Introduction
There are always a lot of discussions about the nature of hubs. There have been several linkedin discussions and blog-post who address the issue. Since these discussions are usually crossing all kind of levels of conceptualization I'd like to clarify on which levels these discussions take place. In this short post I'd like to shortcut these different levels of discussions around the nature of hubs.Levels of Abstraction
I'll discern 4 levels of abstraction:- The logical level, on which hubs are just (business) keys
- On the conceptual level in which hubs are identified by concepts and their (stated) identifiers
- On the meta identifier level where we design and construct and scope identifiers and their supporting (identification) processes needed to identify concepts at the conceptual level.
- On the ontologic level where we identify abstract concepts and ignore actual identification design.
1. Hubs as (key) transformations
Basically a HUB is an independent (logical) key (a key with no part of it dependent on another key). The only exception is when there are 2 keys and one is the surrogate key of the other, then the surrogate key does not become a hub (but optionally a keysat), but this is a minor issue since we can choose to ignore (sourced) surrogate keys altogether. When there is ONLY a surrogate key, we have an interesting issue, since a key on it's own can never be a surrogate key (because it's only a surrogate for another key), even if that was the intention. We might say it's a 'technical' key that will source a Hub when no other candidate key is found. The sources for Hubs/keys for a Data Vault(=Raw Data Vault+Rule Data Vault) are all relevant source system data models and all business data models. If there are several situations that try to model the same hub with different keys, you basically model all of the distinct keys. Some optimization/consolidation is possible when having multiple keys for the same concept but these decisions should be delegated to the correct modeling of the business information model using specialization/generalization. This idea relegates a lot of design and definition of (central) hubs to (master) data management and conceptual data model design. Since we distinguish between concepts and keys, a concept identified with a dependent key is a link by definition, but still an integration point. From a conceptual point a link can be seen as a hub as well.2. Hubs as conceptual entities
Most people will equal hubs with conceptual entities like customer or product. The assumption is that an important master hub usually houses an important identifier like tax id, Social Security Number or product code. The discussion on which identifiers to use (or ignore) as 'master' hub is however not a Data Vault discussion, but a business information model discussion. Here we try to find business identifiers with the correct scope and meaning. In the Data Vault we just implement (one or more) of the available model identifiers as the master key in our hub. Again, if we have several identifiers for (entity sub-types of ) one concept we can opt to use key satellites to model this in the Data Vault.
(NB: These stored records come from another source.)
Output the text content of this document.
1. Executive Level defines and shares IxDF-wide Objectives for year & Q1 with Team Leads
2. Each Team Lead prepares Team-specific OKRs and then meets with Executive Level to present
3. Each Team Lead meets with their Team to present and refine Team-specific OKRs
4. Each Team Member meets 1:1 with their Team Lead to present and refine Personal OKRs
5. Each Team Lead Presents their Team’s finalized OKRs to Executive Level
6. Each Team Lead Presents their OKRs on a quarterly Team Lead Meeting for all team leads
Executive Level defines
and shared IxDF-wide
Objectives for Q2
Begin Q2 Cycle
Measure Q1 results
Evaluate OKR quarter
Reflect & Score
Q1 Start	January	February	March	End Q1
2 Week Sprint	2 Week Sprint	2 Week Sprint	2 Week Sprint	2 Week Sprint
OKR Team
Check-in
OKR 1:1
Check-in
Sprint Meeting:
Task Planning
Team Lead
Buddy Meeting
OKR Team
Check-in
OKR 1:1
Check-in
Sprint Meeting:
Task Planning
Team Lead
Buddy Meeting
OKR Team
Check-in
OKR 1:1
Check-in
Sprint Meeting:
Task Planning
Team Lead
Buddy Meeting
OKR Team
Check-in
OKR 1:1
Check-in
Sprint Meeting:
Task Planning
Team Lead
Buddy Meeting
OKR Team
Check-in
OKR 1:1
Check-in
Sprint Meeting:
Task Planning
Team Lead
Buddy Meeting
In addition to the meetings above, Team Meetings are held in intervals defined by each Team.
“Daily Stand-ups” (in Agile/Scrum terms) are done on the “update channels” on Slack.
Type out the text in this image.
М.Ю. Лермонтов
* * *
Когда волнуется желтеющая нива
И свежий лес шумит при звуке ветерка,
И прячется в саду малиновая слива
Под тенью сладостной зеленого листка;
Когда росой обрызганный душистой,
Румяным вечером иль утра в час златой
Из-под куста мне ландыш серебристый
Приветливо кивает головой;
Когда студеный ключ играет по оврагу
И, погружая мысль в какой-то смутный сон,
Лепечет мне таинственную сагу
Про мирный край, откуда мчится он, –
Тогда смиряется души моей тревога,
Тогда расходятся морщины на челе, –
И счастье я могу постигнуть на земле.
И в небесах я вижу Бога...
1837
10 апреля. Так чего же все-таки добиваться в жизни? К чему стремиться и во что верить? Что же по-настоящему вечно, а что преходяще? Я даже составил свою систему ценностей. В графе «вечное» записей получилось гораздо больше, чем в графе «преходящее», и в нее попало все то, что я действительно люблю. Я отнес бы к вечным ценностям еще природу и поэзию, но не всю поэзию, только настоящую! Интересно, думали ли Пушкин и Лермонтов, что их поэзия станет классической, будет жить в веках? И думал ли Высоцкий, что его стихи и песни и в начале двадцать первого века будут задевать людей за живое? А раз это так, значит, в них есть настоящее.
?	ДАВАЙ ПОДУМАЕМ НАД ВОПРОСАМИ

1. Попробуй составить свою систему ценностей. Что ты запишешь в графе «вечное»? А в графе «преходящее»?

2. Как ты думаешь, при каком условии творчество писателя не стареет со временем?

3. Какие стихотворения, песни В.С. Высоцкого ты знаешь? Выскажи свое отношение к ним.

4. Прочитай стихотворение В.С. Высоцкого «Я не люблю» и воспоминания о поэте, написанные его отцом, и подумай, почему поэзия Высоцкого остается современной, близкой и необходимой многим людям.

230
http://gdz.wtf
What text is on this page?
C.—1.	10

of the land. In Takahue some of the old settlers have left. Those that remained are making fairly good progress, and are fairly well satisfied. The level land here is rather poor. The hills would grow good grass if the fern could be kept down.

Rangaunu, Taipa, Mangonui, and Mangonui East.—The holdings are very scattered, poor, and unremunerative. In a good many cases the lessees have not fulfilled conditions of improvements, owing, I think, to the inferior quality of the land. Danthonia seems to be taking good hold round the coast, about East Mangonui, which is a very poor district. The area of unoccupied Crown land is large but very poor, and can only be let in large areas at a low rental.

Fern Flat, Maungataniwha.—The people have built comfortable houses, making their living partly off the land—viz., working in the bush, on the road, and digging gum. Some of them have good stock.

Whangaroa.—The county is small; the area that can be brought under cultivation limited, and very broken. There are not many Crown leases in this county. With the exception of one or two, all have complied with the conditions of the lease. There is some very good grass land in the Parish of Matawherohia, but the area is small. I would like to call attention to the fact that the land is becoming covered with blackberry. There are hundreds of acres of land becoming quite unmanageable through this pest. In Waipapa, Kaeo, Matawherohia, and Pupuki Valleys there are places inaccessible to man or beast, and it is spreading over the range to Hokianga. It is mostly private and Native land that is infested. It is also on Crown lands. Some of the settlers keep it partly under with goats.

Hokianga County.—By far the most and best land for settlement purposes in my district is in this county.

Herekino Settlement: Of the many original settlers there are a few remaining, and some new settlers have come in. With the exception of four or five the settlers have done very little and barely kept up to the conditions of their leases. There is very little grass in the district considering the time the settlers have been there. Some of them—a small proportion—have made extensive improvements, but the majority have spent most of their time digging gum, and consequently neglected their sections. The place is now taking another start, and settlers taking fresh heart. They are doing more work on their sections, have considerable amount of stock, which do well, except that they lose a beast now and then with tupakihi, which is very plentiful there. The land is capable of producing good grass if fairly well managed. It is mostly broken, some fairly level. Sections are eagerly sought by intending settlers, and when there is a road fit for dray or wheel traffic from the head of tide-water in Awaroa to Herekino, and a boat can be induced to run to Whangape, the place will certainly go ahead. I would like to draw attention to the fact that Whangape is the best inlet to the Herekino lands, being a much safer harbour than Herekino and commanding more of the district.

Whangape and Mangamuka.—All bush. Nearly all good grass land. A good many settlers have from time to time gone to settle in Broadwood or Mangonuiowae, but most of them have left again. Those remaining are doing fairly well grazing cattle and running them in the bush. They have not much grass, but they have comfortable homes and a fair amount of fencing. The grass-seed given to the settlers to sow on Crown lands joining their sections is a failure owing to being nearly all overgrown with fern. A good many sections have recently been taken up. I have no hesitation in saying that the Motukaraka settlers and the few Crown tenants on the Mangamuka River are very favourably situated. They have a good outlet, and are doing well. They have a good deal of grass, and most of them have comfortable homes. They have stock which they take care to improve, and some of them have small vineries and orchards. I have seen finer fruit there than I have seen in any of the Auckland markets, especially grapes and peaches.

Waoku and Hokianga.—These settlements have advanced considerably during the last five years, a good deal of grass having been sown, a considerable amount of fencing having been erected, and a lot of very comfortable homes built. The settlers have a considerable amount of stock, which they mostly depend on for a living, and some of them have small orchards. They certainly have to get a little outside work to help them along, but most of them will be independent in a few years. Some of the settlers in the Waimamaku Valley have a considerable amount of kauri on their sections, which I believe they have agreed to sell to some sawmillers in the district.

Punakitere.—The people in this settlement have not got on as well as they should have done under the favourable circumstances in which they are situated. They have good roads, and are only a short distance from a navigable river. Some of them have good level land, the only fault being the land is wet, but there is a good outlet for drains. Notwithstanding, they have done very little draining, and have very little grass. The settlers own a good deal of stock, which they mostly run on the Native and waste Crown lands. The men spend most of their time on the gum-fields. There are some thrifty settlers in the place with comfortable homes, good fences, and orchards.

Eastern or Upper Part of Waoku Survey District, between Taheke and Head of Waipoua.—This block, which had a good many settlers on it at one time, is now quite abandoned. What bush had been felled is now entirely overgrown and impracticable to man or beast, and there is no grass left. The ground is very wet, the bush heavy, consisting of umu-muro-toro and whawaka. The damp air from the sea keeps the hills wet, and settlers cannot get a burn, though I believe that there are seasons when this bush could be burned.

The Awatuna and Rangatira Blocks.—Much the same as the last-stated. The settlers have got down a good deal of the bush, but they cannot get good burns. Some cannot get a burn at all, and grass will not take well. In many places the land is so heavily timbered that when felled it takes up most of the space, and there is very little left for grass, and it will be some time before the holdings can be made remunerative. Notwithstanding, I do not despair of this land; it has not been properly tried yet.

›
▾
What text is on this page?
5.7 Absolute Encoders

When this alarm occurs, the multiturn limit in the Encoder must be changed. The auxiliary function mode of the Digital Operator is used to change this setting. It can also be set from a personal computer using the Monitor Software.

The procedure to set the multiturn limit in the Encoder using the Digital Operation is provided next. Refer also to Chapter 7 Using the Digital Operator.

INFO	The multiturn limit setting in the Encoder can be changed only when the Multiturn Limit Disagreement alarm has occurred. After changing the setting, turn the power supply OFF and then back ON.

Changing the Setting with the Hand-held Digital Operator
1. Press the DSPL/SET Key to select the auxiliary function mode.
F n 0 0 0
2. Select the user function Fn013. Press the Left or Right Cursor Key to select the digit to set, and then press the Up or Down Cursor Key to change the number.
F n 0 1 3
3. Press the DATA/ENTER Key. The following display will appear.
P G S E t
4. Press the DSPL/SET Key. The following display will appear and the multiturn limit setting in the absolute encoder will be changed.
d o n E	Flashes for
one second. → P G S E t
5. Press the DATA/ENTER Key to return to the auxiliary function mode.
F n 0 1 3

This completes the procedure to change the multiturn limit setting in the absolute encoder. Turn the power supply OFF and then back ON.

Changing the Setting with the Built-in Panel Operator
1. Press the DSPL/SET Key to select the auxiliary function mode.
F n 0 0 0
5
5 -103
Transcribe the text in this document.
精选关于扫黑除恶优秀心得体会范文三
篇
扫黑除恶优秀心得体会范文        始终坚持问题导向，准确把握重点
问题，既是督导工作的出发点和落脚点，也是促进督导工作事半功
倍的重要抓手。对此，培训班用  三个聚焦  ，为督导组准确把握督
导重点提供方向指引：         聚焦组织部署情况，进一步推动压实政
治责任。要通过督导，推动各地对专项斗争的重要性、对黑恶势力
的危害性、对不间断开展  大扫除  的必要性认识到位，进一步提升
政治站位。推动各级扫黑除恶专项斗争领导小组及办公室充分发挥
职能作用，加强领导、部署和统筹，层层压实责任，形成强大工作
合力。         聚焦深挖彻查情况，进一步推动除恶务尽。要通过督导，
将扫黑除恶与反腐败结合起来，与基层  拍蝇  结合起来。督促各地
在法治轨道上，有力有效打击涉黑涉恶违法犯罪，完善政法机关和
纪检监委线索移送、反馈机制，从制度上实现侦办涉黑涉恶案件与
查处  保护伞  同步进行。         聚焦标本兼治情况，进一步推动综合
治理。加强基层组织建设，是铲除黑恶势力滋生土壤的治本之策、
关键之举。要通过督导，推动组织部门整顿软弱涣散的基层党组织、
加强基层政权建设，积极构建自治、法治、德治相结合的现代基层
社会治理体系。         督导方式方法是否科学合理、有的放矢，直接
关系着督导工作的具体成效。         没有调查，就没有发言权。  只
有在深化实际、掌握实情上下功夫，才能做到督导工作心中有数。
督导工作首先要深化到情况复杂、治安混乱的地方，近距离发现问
3. Hubs as Identification schemes
A lot of practitioners try to fix business key issues in the Data Vault, with the goal to create/construct or identify a hub that will house the master list of a certain entity. They are often enticed to try to construct their own identification or consolidation scheme. Again, this is not the task of a Data Vault but a task of (master) data management. Approved matching and fixing rules can still be applied to the (Business) Rule Data Vault. These kinds of actions are usually a result of failing to find/implement a single good identifier for a conceptual entity, which in turn might lead to multiple entities encoding the same concept.